Population="8213839"
Latitude="40.7833"
Longitude="72.0333"
Average Temperature (F)="52.3166"
Average Humidity (%)=”62.4648”
Annual Precipitation (In)="57.02"
Average Windspeed (MPH)="11.5126"
Average Visibility (Miles)="9.1206"
Average Cloud Cover (Okta)="5.27889"

[operation]
test_op_inst_id=1

[waveform]
WF_DIG_ID="1"
WF_DIG_LABEL="Max Temperature"
WF_X_UNITS="Day"
WF_Y_UNITS="F"

Comments are lines beginning with a ‘;’. The bracketed text, [test], [operation], and [waveform] are required. The key-value pairs in the [test] section are used in the Metadata Table. They can be any set of variables and values, so long as they are consistent across the samples (inconsistent values will generate warnings and/or errors during model creation – see Model Parse Log). The table values are in quotes. Under [operation], the test_op_inst_id variable provides the ensemble member number. The test_op_inst_id is also typically encoded in the file name, but this is optional. Under [waveform], the WF_DIG_ID variable provides the temporal variable index. Unlike the variable names in the [test] section, the variable names in the [waveform] section cannot be changed. Only the values for those waveform variables can be modified to describe the time series quantities.
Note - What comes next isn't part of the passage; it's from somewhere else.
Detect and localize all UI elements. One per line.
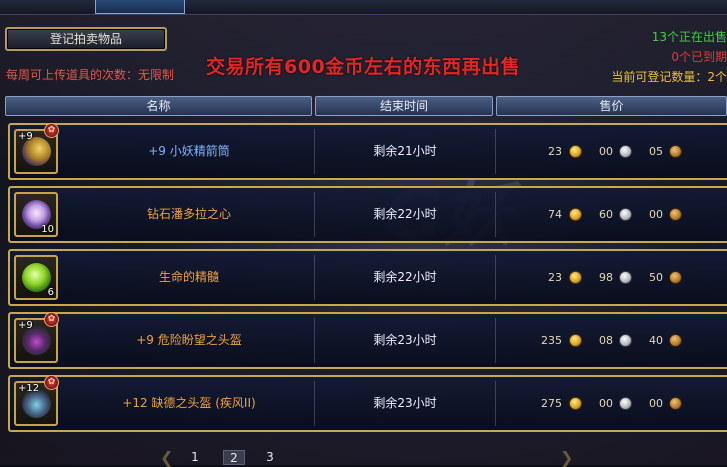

The two most important fields in the .ini file are test_op_inst_id, which identifies the member of the ensemble, and WF_DIG_ID, which identifies the variable for that member. These two fields uniquely identify the time series, regardless of the file name provided.

These CSV and META directories must then be archived using the .zip format as described in Archiving in Windows and Archiving on Mac.